The Strange Origins of the 'Mad Men' Theme Song
On Sunday night, Mad Men returned for it's 7th and final season. At the opening, the famous title credits played. They sounded, as usual, instantly familiar and completely iconic. But there's a strange story behind their creation. The Mad Men theme song wasn't written for Mad Men at all; it was actually originally an unknown rap song by DJ RJD2 and rapper Aceyalone:
It turns out that Matthew Weiner, the writer, director and producer of the show, is a TV genius in every way. "I choose almost every piece of music on the series," Weiner said in a 2012 interview with TV.com, "I am open to suggestions but usually not interested. I have a very personal relationship with music and am a delusional person to the degree that before the show existed, I kept a file in my iTunes of all the songs that could go one day in the show."
But for all his organization, the show's theme was a complete accident. Before Weiner stumbled across famed producer RJD2 and rapper Aceyalone's 2006 rap song, "A Beautiful Mine," the opening credits for Mad Men’s pilot were originally set to a Beck song. Beck turned down contract after contract that the show's creators handed him. In an interview, he recalled his total lack of faith: "It's about ad executives in the '60s? They’re going to make a show about that? Really? Um, I don't think so."
But one fateful day, Weiner was driving listening to Marketplace on NPR when he heard an instrumental version of RJD2's song playing as a segue between two stories. He immediately called his assistant who helped him identify the song. "[W]e listened to it, and it had everything to it: Big old movie quality to it, and updated beat to it, it had drama. I just loved it."

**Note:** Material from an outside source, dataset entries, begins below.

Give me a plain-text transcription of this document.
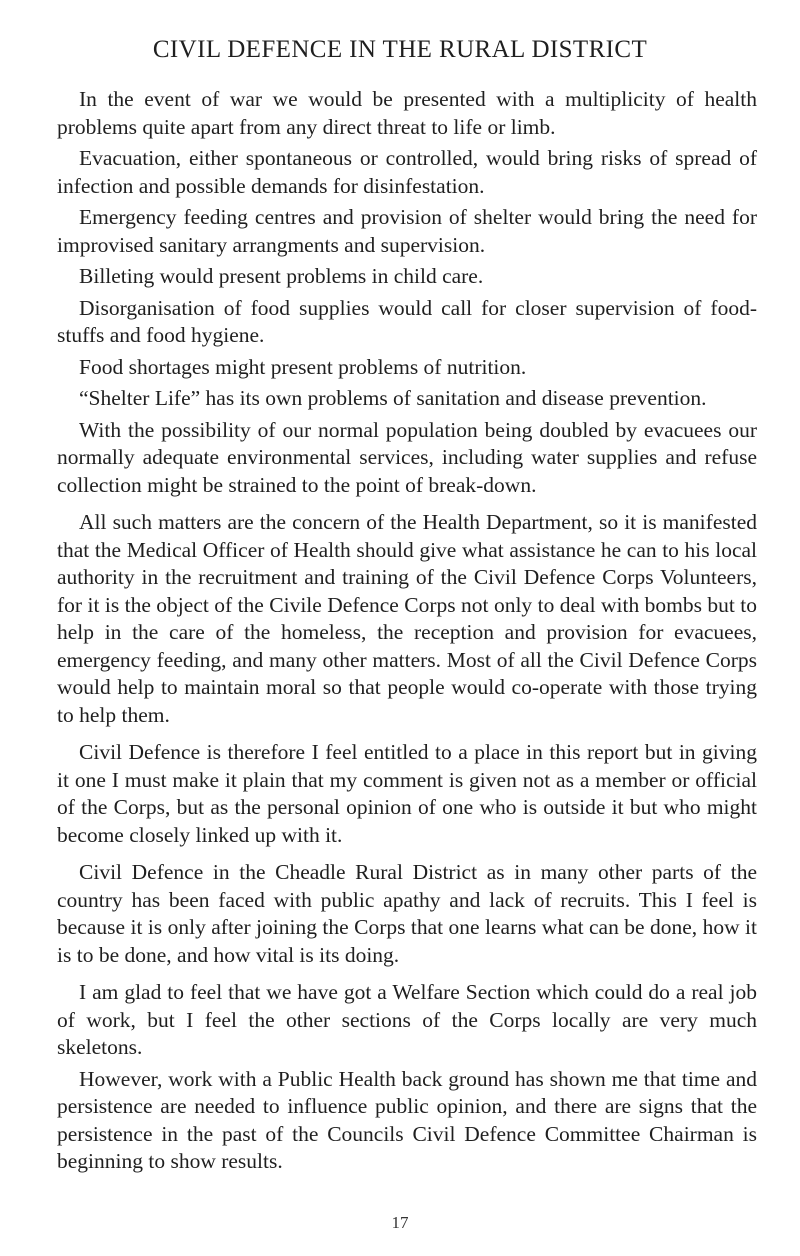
CIVIL DEFENCE IN THE RURAL DISTRICT

In the event of war we would be presented with a multiplicity of health problems quite apart from any direct threat to life or limb.

Evacuation, either spontaneous or controlled, would bring risks of spread of infection and possible demands for disinfestation.

Emergency feeding centres and provision of shelter would bring the need for improvised sanitary arrangments and supervision.

Billeting would present problems in child care.

Disorganisation of food supplies would call for closer supervision of food-stuffs and food hygiene.

Food shortages might present problems of nutrition.

“Shelter Life” has its own problems of sanitation and disease prevention.

With the possibility of our normal population being doubled by evacuees our normally adequate environmental services, including water supplies and refuse collection might be strained to the point of break-down.

All such matters are the concern of the Health Department, so it is manifested that the Medical Officer of Health should give what assistance he can to his local authority in the recruitment and training of the Civil Defence Corps Volunteers, for it is the object of the Civile Defence Corps not only to deal with bombs but to help in the care of the homeless, the reception and provision for evacuees, emergency feeding, and many other matters. Most of all the Civil Defence Corps would help to maintain moral so that people would co-operate with those trying to help them.

Civil Defence is therefore I feel entitled to a place in this report but in giving it one I must make it plain that my comment is given not as a member or official of the Corps, but as the personal opinion of one who is outside it but who might become closely linked up with it.

Civil Defence in the Cheadle Rural District as in many other parts of the country has been faced with public apathy and lack of recruits. This I feel is because it is only after joining the Corps that one learns what can be done, how it is to be done, and how vital is its doing.

I am glad to feel that we have got a Welfare Section which could do a real job of work, but I feel the other sections of the Corps locally are very much skeletons.

However, work with a Public Health back ground has shown me that time and persistence are needed to influence public opinion, and there are signs that the persistence in the past of the Councils Civil Defence Committee Chairman is beginning to show results.

17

RJD2's version was chopped up and rearranged by the show's producers to the point where when he first heard it he didn't entirely recognize it. But it quickly became an iconic symbol of the show:
Had the song not been tapped to become the Mad Men theme, though, it would have surely receded into obscurity because the rap is, frankly, terrible. The lyrics are sort of mediocre and Aceyalone sounds kind of like he can't catch the otherwise fantastic beat. Weiner reined in RJD2, too: the original song also featured a tedious synth harmonium outro that, frankly, we're better off without.
But like the miraculous success of the show itself, the song dodged a life of total anonymity thanks to NPR and some downtown traffic. Now, from a stroke of luck and Mad Men's genius, it's one of the most important television theme songs of all time.